The chief of the UN's nuclear watchdog said Thursday that the "alarming" situation at a Russian-occupied nuclear power plant in southeast Ukraine has reached a "grave hour" and demanded an immediate examination of the site by international specialists.
Rafael Mariano Grossi, the director general of the International Atomic Energy Agency (IAEA), issued a warning that recent attacks had damaged components of the Zaporizhzhia nuclear facility and raised the possibility of a "unacceptable" radiation release.
Despite the fact that "things might change at any time," Grossi noted that "IAEA specialists think that there is no imminent threat to nuclear safety."
He said, "Any military activity endangering nuclear safety or security must cease right away." "These military operations so close to a massive nuclear site might have very devastating repercussions."
The facility at Zaporizhzhia
The IAEA has warned that Russia and Ukraine have violated "indispensable nuclear safety and security pillars" since they have so far refused to allow an examination of the plant by the agency and have accused one another of bombarding the facility.
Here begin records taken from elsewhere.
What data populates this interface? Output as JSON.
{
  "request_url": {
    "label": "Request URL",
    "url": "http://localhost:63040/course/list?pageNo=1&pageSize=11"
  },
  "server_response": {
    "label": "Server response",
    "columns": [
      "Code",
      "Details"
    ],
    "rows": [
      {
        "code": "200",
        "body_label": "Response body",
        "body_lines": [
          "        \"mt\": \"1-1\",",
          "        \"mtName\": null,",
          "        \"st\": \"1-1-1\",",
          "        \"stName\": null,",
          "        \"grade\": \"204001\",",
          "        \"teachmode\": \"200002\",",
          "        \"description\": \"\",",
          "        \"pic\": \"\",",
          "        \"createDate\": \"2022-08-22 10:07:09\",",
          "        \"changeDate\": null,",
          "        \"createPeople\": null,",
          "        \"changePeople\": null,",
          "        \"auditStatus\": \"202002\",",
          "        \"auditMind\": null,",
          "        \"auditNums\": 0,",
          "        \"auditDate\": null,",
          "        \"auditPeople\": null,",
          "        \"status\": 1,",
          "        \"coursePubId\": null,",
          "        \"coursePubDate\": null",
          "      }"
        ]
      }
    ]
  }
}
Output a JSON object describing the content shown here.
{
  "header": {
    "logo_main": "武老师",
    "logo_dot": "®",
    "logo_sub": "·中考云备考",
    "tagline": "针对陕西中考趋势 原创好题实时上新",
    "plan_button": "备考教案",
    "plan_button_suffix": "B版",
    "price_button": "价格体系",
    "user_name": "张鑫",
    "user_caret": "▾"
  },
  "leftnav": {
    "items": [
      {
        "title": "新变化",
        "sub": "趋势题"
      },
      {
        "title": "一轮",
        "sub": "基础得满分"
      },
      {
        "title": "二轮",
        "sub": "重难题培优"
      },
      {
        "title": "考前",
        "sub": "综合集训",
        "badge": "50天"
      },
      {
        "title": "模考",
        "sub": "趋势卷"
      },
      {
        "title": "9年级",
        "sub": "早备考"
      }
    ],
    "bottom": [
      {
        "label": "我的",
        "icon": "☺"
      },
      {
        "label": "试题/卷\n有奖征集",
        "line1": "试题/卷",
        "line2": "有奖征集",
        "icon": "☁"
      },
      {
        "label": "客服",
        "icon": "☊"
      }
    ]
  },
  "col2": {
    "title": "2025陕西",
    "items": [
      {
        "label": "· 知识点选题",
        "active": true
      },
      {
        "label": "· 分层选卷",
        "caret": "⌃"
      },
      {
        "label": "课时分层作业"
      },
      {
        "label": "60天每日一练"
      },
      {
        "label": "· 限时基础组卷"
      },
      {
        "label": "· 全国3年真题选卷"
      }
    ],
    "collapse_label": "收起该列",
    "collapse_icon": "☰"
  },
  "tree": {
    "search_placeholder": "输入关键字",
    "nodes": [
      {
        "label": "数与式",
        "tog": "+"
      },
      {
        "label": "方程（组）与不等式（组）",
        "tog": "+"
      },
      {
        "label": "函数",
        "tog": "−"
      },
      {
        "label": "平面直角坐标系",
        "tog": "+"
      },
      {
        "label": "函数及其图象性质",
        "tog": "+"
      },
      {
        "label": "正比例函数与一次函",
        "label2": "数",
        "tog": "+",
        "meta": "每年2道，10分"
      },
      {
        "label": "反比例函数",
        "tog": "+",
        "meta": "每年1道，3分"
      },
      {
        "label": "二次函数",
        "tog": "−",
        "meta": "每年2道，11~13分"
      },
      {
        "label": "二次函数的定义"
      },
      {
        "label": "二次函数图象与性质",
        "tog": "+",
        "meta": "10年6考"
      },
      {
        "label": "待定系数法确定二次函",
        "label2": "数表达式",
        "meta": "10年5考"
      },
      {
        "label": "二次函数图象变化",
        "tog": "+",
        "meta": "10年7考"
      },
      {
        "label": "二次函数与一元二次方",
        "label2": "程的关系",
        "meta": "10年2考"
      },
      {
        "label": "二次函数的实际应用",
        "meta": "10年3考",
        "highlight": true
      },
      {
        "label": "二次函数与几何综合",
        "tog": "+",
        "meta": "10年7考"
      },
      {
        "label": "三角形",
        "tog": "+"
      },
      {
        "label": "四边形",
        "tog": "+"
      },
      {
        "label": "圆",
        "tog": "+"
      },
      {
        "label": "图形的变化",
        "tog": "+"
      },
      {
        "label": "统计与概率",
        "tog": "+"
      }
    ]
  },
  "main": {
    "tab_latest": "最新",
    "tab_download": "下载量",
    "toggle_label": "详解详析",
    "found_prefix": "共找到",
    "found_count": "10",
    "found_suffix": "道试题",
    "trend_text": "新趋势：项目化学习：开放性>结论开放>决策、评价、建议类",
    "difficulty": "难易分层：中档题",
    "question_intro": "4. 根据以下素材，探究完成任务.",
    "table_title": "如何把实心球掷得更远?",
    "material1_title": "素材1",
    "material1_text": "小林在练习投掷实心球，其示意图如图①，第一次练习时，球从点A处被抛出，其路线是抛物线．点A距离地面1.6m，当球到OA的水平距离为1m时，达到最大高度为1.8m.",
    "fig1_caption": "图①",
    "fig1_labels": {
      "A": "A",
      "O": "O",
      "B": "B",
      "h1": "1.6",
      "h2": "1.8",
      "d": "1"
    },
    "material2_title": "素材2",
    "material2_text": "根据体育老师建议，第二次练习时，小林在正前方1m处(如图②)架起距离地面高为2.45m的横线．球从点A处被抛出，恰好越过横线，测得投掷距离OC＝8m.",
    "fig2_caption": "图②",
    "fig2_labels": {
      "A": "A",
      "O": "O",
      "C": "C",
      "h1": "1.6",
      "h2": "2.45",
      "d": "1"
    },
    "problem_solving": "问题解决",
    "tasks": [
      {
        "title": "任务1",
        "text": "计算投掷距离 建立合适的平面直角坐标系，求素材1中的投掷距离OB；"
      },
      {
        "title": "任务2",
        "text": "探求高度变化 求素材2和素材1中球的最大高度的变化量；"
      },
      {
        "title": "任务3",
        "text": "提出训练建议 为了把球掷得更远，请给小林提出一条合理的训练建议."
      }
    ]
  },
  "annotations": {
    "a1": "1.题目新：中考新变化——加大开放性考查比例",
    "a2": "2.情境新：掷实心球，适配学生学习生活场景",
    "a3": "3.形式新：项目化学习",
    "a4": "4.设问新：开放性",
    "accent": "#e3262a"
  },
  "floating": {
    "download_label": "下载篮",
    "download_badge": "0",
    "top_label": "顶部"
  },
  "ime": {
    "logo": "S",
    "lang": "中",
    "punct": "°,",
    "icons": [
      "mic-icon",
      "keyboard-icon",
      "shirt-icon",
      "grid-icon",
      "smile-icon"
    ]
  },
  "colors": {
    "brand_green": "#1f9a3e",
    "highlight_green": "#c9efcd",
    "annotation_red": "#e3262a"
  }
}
Vassily Nebenzia, the Russian ambassador to the UN, accused Ukraine of firing the shells and pleaded with Kyiv's allies to cease their attacks to avoid a catastrophic radiation leak.
Volodymyr Zelensky, the president of Ukraine, however, blamed Moscow, claiming that it was endangering all of Europe.
Nuclear safety will only be restored for all of Europe, according to Zelensky, if Russians are completely removed from the Zaporizhzhia NPP's land and Ukraine regains full sovereignty over the area around the facility.
Ten shells reportedly fell nearby the complex on Thursday, delaying a shift change, according to the nuclear agency of Ukraine, Energoatom.
According to the agency, "the vehicles carrying the staff of the following shift were turned back to Enerhodar for the safety of nuclear workers." The prior shift's employees will remain on the job until things return to normal.
Despite increased radiation, Energoatom reported radiation levels at the location were normal.Despite further attacks, Energoatom reported that radiation levels at the facility remained normal.
Because they presume Kiev won't retaliate and risk a crisis, a number of Western and Ukrainian officials think Russia is using the massive nuclear complex as a bastion to hide its soldiers and launch strikes.
While Britain's Defense Ministry said in a recent security assessment that Russia's actions at the complex undermine the safety of its operations, US Secretary of State Antony Blinken has charged Moscow with exploiting the facility as a cover for its soldiers.
In late July, Dmytro Orlov, the mayor of Enerhodar in Ukraine, said that heavy armament had been seen being used by Russian soldiers close to the facility because "they know very well that the Ukrainian Armed Forces would not reply to these attacks because they might harm the nuclear power plant."
In contrast to Bonnie Jenkins, the US undersecretary for arms control and international affairs, who stated at the UN that Russia is to blame for the "nuclear hazards" at the plant, the US on Thursday supported Ukraine's requests for a demilitarized zone to surround the facility.
"The various repercussions of this fight, including the situation at the Zaporizhzhia nuclear power plant," she cautioned the UN Security Council, "will only stop when Russia ceases its war."
In a statement on Thursday, UN Secretary General Antonio Guterres expressed his "deep concern" about the plant shelling, which he had earlier referred to as "suicidal."
We must be conscious that any potential harm to Zaporizhzhia or any other nuclear plants in Ukraine or anyplace else might have devastating results for the neighborhood as well as the surrounding area, he warned.